Kabul (AsiaNews/Agencies) - Hundreds of girls in a high school in northern Takhar province have suffered poisoning in different incidents over a number of days. The authorities suspect radical Muslims opposed to women's education.
The poisoning occurred in three separate cases, the last one, yesterday. Forty-three students at the Bibi Hajira High School in the provincial capital of Taloqan felt ill for no apparent reason. Several fainted and had to be taken to hospital.
Four days earlier, 120 students and three teachers went through the same experience in the same school, which has about 3,000 students.
Police believe that Muslim radicals opposed to the education of girls used an unidentified toxic powder to contaminate the air in classrooms.

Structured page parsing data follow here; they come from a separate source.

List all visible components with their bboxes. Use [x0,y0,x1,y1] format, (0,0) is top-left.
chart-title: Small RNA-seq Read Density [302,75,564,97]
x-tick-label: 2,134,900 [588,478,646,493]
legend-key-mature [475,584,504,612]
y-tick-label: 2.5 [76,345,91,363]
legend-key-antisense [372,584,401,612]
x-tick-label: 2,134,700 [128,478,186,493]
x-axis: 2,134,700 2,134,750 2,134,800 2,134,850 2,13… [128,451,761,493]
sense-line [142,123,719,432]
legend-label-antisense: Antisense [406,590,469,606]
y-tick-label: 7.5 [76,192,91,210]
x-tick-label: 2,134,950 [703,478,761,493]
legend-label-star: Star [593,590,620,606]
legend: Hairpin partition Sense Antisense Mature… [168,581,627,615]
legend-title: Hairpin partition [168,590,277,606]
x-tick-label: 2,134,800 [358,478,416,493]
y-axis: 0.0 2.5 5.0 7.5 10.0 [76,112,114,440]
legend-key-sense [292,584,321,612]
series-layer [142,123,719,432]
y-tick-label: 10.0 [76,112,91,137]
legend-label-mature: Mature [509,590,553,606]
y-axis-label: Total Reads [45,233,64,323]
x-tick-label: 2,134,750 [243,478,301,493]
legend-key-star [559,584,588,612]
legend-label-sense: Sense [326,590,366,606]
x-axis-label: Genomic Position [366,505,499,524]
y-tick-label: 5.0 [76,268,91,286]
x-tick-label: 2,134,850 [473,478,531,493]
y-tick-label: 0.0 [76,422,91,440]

The authorities have opened an inquiry. Blood samples were taken from the girls and sent for testing.
When they were in power (1996-2001), the Taliban banned schooling for girls. When they fell, schools reopened but in areas where they operate, incidents and fires occur in or near schools, often with harmful effects for the students.
The Taliban have denied any responsibility in school destruction or the recent poisoning incident.
The girls involved in the latest case were dismissed from hospital after undergoing a check-up.
Since the students recover quickly after their hospital visit and no evidence of poisoning has been found, some experts believe that fear of Taliban retaliation is causing mass hysteria.
After a similar incident in Khost province, 200 students who said they felt sick were tested by NATO doctors. The results were negative; no trace of poison were found in the air, the water or any other possible target.
For sociologist Robert Bartholomew, these incidents are part of a "larger social panic involving the fear of Taliban insurgents".